After segmenting, three local co-ordinate systems can be defined, such as, for example, Femur Left, Femur Right and Pelvis. These can then be oriented with respect to each other in accordance with a fixed specification and can thus be moved into a defined positional relationship. If one then wishes to visualize positional data, such as, for example, angles, length of leg or of a joint, then this neutral position can be used as a starting position with respect to which an aperture angle or a spatial position can be defined. In this way, initial conditions can be created, which may even be reproduced and compared with each other for various patients.
In one embodiment, an image data set can be recorded in an arbitrary position. By segmenting individual body structures, for example, Hip, Femur Left and Femur Right can be identified as individual elements. Coordinate systems can be assigned to the individual, segmented structures, where the coordinate systems enable the structures to be virtually aligned in the neutral position.
Reference elements, such as, for example, reflective markers, can be attached to the joint to be implanted. In one embodiment, the reference elements can be attached to the individual components of the joint and/or to the body structures adjacent to the joint. This enables one to ascertain and track the spatial position of the joint or of the individual joint components and/or the corresponding body structures, once the respective elements have been registered. As such, the spatial positions of the individual joint components and/or the spatial positions of the body structure adjacent to the joint are available, for example, for ascertaining a possible range of motion of a joint.
The parameters indicative of the spatial position and the aperture angle of the joint can be visualized, such that it is possible, preferably in real time, to see what angle currently exists.
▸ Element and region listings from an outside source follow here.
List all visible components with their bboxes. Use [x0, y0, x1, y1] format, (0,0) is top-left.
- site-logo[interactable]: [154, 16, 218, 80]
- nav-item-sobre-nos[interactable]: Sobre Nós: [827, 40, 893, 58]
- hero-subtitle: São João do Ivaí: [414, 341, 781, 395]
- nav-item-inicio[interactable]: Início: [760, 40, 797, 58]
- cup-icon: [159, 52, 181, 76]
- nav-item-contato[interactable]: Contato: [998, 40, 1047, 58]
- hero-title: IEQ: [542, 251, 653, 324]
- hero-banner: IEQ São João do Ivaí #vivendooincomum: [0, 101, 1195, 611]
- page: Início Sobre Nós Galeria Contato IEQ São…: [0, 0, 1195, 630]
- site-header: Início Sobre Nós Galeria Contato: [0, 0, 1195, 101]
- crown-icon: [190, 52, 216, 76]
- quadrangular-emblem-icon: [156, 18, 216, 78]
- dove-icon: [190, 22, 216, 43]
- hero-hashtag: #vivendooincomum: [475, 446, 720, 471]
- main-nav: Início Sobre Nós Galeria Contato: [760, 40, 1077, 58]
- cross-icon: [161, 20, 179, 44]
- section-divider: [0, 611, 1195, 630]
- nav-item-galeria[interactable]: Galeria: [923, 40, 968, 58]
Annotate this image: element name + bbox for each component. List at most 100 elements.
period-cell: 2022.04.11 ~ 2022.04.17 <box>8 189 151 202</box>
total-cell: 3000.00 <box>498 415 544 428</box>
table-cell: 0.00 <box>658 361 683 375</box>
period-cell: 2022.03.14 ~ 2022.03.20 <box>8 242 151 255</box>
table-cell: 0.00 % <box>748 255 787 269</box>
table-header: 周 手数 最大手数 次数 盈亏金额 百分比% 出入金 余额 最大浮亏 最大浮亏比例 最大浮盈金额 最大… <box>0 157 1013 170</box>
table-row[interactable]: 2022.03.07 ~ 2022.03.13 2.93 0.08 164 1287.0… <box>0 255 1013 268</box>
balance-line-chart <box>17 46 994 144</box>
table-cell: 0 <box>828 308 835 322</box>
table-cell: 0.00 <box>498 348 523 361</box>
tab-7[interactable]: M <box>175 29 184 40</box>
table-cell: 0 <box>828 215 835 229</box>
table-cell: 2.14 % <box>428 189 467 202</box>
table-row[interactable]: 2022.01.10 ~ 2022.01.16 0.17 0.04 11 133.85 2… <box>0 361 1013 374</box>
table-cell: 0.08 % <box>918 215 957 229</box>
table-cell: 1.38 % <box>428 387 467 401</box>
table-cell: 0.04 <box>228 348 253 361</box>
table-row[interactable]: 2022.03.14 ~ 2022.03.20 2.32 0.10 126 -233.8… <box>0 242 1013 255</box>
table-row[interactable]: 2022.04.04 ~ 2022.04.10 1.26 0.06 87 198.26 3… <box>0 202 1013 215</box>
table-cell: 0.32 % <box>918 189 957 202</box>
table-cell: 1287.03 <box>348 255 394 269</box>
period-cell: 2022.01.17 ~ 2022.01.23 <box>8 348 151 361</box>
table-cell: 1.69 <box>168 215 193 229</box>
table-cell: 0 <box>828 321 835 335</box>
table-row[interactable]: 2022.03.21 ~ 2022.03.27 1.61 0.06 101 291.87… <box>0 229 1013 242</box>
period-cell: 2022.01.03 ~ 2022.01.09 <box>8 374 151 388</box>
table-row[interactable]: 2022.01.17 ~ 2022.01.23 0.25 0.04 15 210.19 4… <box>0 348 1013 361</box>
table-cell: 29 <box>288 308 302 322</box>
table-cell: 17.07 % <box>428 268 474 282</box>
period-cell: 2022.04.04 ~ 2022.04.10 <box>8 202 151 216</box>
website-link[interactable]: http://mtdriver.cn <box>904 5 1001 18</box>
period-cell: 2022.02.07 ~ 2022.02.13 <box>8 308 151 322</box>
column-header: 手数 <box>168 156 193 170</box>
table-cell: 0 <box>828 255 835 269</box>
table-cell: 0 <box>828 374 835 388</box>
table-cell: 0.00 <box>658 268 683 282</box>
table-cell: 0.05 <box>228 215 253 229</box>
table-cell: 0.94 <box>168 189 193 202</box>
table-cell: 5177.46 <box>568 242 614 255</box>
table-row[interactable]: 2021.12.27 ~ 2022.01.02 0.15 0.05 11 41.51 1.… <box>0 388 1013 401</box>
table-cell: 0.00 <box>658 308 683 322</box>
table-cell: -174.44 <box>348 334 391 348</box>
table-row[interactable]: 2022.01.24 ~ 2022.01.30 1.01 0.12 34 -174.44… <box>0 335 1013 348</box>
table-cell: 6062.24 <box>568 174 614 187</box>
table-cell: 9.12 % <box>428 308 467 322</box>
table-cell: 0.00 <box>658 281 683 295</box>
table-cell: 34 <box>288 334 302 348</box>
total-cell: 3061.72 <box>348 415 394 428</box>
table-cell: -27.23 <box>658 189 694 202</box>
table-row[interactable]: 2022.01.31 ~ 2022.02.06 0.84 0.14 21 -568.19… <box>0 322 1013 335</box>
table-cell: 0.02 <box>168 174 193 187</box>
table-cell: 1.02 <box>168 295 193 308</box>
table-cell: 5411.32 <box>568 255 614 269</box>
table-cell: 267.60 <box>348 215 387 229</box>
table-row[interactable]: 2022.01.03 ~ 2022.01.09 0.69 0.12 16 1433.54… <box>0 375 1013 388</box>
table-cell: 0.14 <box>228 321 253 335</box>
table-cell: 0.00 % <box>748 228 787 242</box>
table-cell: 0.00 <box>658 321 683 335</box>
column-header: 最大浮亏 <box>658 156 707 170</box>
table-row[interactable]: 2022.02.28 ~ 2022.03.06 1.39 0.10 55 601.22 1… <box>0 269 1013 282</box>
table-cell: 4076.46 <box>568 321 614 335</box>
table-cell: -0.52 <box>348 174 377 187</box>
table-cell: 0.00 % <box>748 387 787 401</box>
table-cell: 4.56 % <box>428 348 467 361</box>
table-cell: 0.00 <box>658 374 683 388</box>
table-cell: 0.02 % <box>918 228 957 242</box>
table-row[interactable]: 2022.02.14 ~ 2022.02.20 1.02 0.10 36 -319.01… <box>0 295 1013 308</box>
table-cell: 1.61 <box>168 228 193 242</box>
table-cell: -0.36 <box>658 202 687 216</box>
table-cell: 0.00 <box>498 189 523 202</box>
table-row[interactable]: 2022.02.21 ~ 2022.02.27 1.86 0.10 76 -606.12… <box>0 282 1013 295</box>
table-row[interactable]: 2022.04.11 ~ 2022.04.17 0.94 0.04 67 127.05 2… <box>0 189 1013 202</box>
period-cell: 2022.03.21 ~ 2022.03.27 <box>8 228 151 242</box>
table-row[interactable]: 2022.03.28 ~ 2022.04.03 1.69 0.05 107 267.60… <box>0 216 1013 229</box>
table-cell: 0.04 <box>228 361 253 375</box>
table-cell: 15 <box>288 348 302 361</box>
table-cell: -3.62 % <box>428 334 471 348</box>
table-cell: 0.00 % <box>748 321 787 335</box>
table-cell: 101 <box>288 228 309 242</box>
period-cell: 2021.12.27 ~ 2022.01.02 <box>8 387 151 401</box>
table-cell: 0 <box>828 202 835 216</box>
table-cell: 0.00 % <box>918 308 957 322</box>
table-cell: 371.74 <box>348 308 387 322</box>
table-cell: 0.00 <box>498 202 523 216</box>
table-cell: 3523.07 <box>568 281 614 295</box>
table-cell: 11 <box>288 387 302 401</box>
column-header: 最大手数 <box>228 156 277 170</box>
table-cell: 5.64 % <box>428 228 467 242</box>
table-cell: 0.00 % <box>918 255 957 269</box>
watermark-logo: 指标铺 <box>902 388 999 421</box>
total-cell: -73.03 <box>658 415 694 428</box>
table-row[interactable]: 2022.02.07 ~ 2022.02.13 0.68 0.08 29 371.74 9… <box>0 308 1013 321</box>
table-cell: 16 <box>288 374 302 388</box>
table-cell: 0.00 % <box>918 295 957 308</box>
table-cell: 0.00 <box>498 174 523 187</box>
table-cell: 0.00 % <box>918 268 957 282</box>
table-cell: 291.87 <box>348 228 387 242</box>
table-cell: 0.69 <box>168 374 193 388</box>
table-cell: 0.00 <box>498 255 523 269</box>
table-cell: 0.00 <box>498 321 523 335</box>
In accordance with one embodiment, data describing the flexibility of a natural or implanted joint can be measured and stored, such that at least one reference value is available, in order to be able to verify that a newly implanted joint is corrected seated and exhibits the desired flexibility. An implanted joint can, for example, be verified by comparing the measured flexibility of the implanted joint with measurement data from natural, i.e., not implanted, joints or successfully implanted joints. Due to symmetry, for example, in the case of a hip joint, comparative data of the opposite joint to the joint to be replaced can likewise be used to obtain reference data for positioning a joint to be implanted.
In one embodiment, defined forces can be applied to the joint in defined directions, in order to have comparative values for defined stresses on the joint, enabling an implanted joint to be verified.
In accordance with another aspect, the invention relates to a computer program which, when it is loaded onto a computer or run on a computer, performs at least one of the method steps described above. In accordance with another aspect, the invention relates to a storage medium for a program or a computer program product comprising such a program.